Step-by-Step: Upgrade Control Plane
# 1. Check current version
kubectl get nodes
kubeadm version
kubelet --version
# 2. Find available versions
apt-cache madison kubeadm
# or
apt list -a kubeadm
# 3. Upgrade kubeadm on control plane
apt-get update
apt-get install -y kubeadm=1.31.0-1.1
# 4. Verify kubeadm version
kubeadm version
# 5. Plan the upgrade (dry-run — shows what will happen)
kubeadm upgrade plan
# 6. Apply the upgrade on the FIRST control plane node
kubeadm upgrade apply v1.31.0
# For ADDITIONAL control plane nodes, use:
# kubeadm upgrade node
# 7. Drain the control plane node
kubectl drain controlplane --ignore-daemonsets
# 8. Upgrade kubelet and kubectl
apt-get install -y kubelet=1.31.0-1.1 kubectl=1.31.0-1.1
# 9. Restart kubelet
systemctl daemon-reload
systemctl restart kubelet
# 10. Uncordon
kubectl uncordon controlplane
Step-by-Step: Upgrade Worker Node
# ON THE CONTROL PLANE:
# 1. Drain the worker
kubectl drain worker-1 --ignore-daemonsets --delete-emptydir-data
# SSH TO THE WORKER NODE:
ssh worker-1
# 2. Upgrade kubeadm
apt-get update
apt-get install -y kubeadm=1.31.0-1.1
# 3. Upgrade node configuration
kubeadm upgrade node
# 4. Upgrade kubelet and kubectl
apt-get install -y kubelet=1.31.0-1.1 kubectl=1.31.0-1.1
# 5. Restart kubelet
systemctl daemon-reload
systemctl restart kubelet
# 6. Exit back to control plane
exit
# ON THE CONTROL PLANE:
# 7. Uncordon the worker
kubectl uncordon worker-1
# 8. Verify
kubectl get nodes
Upgrade Order Summary
1. kubeadm (on the node)
2. kubeadm upgrade apply/node
3. kubelet + kubectl (on the node)
4. systemctl restart kubelet
etcd Backup and Restore
etcd holds ALL cluster state. Backing it up is the most critical maintenance task.

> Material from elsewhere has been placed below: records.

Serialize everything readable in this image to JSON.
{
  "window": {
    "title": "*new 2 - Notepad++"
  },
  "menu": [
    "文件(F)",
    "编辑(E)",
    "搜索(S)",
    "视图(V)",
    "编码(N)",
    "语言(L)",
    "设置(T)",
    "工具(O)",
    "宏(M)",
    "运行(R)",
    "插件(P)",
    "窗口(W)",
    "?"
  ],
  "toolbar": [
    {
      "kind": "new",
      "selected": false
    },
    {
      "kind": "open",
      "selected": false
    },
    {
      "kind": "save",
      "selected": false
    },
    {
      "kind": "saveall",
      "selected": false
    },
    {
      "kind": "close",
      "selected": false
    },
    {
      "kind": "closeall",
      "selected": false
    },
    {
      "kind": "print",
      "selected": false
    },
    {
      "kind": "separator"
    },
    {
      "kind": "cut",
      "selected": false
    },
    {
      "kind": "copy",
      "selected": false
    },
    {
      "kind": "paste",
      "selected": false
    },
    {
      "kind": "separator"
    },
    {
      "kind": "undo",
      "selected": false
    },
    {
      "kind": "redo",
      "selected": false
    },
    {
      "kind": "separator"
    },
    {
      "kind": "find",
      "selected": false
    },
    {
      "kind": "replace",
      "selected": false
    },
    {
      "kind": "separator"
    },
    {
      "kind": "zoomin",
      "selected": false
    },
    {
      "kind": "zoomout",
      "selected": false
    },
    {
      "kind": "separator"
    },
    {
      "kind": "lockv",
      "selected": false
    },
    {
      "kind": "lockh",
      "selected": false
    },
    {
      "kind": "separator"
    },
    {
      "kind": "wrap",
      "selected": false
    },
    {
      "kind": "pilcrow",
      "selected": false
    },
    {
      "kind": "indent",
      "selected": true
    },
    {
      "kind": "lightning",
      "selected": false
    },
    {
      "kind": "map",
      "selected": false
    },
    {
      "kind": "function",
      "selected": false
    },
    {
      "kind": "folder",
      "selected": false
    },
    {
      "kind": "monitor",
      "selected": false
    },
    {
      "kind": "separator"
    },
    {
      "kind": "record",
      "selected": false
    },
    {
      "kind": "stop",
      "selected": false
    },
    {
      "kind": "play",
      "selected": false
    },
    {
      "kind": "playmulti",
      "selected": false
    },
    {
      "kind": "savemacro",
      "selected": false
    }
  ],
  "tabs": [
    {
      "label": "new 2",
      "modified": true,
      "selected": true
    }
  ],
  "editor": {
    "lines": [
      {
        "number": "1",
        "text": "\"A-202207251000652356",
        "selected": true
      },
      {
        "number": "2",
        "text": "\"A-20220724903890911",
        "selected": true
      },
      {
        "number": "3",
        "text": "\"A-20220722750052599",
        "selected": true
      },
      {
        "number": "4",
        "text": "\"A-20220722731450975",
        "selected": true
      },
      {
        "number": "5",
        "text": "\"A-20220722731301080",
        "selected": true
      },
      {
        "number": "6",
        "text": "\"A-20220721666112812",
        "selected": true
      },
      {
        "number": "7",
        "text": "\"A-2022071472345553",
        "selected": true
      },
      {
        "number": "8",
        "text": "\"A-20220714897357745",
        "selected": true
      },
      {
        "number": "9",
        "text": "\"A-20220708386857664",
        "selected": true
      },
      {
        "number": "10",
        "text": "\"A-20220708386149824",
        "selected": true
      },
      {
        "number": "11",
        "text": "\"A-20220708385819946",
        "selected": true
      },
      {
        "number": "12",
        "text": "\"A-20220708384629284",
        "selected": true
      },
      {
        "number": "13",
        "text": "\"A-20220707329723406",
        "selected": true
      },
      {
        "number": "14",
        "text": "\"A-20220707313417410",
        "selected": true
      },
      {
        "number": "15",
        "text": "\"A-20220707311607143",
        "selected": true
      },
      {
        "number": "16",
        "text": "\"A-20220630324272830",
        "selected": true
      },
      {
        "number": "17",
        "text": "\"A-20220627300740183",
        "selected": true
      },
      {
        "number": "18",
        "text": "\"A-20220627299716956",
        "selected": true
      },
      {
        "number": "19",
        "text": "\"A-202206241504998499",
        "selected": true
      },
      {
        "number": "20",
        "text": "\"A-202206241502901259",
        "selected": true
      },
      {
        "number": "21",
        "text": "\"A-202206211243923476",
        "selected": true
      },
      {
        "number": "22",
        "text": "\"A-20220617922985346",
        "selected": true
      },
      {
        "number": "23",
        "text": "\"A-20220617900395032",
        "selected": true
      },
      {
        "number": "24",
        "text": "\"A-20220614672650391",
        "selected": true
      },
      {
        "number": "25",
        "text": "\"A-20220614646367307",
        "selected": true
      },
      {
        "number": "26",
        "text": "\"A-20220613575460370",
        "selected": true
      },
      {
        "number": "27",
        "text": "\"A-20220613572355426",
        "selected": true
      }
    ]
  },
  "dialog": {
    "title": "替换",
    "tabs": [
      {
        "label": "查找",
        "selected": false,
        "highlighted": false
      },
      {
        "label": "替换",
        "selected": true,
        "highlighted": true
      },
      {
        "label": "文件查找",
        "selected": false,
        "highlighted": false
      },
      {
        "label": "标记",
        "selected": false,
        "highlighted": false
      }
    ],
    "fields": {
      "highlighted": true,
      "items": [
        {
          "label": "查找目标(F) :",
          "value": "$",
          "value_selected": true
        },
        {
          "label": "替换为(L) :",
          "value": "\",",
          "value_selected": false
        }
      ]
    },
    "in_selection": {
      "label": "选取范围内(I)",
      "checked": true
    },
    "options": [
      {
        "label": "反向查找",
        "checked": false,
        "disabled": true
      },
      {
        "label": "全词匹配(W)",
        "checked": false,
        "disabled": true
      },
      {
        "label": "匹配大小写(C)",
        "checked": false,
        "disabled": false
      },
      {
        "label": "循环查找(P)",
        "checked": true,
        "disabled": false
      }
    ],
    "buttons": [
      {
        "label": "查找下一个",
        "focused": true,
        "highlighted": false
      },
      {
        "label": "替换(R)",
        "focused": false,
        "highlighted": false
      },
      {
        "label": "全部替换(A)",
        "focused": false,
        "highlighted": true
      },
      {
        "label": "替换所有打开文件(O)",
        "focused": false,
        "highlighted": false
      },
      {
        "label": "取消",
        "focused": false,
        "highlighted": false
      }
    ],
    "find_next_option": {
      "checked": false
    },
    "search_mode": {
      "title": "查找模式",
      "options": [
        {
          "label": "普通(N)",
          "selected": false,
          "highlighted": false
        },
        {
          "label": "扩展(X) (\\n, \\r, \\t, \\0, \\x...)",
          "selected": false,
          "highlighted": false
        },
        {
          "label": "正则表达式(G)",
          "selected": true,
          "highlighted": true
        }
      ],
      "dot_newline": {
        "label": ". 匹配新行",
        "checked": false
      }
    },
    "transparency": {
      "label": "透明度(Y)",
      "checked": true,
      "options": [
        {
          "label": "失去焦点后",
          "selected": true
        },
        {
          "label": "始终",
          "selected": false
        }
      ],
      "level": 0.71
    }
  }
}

Finding etcd Connection Details
# From the etcd static pod manifest
cat /etc/kubernetes/manifests/etcd.yaml | grep -E 'listen-client|cert-file|key-file|trusted-ca'
# Typical values:
# --listen-client-urls=https://127.0.0.1:2379
# --cert-file=/etc/kubernetes/pki/etcd/server.crt
# --key-file=/etc/kubernetes/pki/etcd/server.key
# --trusted-ca-file=/etc/kubernetes/pki/etcd/ca.crt
# Or use describe
kubectl describe pod etcd-controlplane -n kube-system
Backup
ETCDCTL_API=3 etcdctl snapshot save /opt/etcd-backup.db \
--endpoints=https://127.0.0.1:2379 \
--cacert=/etc/kubernetes/pki/etcd/ca.crt \
--cert=/etc/kubernetes/pki/etcd/server.crt \
--key=/etc/kubernetes/pki/etcd/server.key
Verify Backup
ETCDCTL_API=3 etcdctl snapshot status /opt/etcd-backup.db --write-table
Restore
# 1. Stop the API server and etcd (move manifests away)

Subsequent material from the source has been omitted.